Ireland’s ‘Young Scientist’ competition has had many brilliant winners since its start in 1965. Here we look at five previous winners who have set the world on fire.

Patrick Collison (above)

Limerick native Patrick Collison won the competition in 2005 at the tender age of 16. With success under his belt and ambition in his heart, he moved to the US and, at the age of 19, sold his first software company, Auctomatic (which he founded with his younger brother John) for €3 million. Not bad for someone who [legally] couldn’t buy a beer in the States at the time. Not content with being two of the youngest self-made Irish millionaires ever, the Collison brothers (main image) then founded Stripe, an online payments company now valued at over $9 billion. The brothers are on course not only to change the way people pay for things online but to help more SMEs sell online and usher in the era of global mobile commerce.

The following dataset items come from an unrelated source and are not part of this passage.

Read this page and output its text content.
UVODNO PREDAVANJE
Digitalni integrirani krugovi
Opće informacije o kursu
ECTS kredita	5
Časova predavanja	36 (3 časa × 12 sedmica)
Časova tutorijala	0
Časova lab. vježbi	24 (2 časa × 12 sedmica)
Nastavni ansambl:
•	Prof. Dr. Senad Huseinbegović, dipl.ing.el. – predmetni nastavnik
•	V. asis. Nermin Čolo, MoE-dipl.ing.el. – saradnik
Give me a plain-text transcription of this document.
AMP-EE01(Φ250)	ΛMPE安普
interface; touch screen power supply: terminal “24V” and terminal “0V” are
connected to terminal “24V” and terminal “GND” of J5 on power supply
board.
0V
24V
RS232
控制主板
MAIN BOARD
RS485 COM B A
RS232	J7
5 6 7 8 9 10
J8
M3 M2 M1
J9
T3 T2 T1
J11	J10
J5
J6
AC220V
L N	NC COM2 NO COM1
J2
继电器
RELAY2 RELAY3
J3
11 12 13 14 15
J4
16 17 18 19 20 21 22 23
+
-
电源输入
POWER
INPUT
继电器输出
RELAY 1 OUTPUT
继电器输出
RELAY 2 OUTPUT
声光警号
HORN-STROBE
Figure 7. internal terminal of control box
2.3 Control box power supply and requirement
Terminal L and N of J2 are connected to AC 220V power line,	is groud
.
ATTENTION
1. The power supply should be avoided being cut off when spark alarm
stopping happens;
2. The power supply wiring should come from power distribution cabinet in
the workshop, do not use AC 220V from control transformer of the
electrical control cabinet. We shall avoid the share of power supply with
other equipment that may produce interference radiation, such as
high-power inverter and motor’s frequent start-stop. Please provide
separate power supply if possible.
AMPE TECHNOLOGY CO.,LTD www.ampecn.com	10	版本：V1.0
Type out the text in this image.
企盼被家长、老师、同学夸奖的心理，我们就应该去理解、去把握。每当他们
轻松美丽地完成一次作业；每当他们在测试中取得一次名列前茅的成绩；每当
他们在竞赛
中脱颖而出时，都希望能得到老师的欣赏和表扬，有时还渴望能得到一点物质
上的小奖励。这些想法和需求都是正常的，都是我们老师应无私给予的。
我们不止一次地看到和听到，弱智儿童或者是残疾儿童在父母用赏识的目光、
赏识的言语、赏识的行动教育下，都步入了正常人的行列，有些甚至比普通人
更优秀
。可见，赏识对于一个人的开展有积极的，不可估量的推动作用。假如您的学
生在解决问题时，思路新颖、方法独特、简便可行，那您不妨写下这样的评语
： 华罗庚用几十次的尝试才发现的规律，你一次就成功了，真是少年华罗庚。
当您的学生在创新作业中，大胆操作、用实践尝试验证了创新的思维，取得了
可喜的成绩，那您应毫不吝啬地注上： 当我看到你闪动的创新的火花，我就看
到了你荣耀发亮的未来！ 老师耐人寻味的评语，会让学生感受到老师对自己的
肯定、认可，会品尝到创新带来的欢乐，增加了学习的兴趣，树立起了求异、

READ MORE: The winners of the BT Young Scientist & Technology Exhibition 2016.

first young scientist winner john monahan

John Monaghan

The first ever Young Scientist winner hasn’t done too badly for himself either. After winning the inaugural trophy way back in 1965, by building a working model of the human stomach, Kildare native John Monaghan ended up moving to California when the biotech industry was still in its infancy. Here, he founded Avigen Inc. As CEO of the firm, he raised nearly a quarter of a billion dollars in financing, and the NASDAQ-listed company is now a global leader in the US pharmaceutical industry.

Addy

Adnan Osmani

Mullingar-born and reared, Adnan Osmani claimed the 2003 title with his project, the XWebs browser, which he subsequently patented. Addy, as he is known to his 120,000 Twitter followers and friends, is a YouTube star with his show Totally Tooling Tips. As well as being a key influencer in the world of software development, Addy is currently working as an engineer for Google to “make building apps on the web easier”, and has written two books, Learning Javascript Design Patterns and Backbone.js Apps. You can follow him on Twitter @addyosmani.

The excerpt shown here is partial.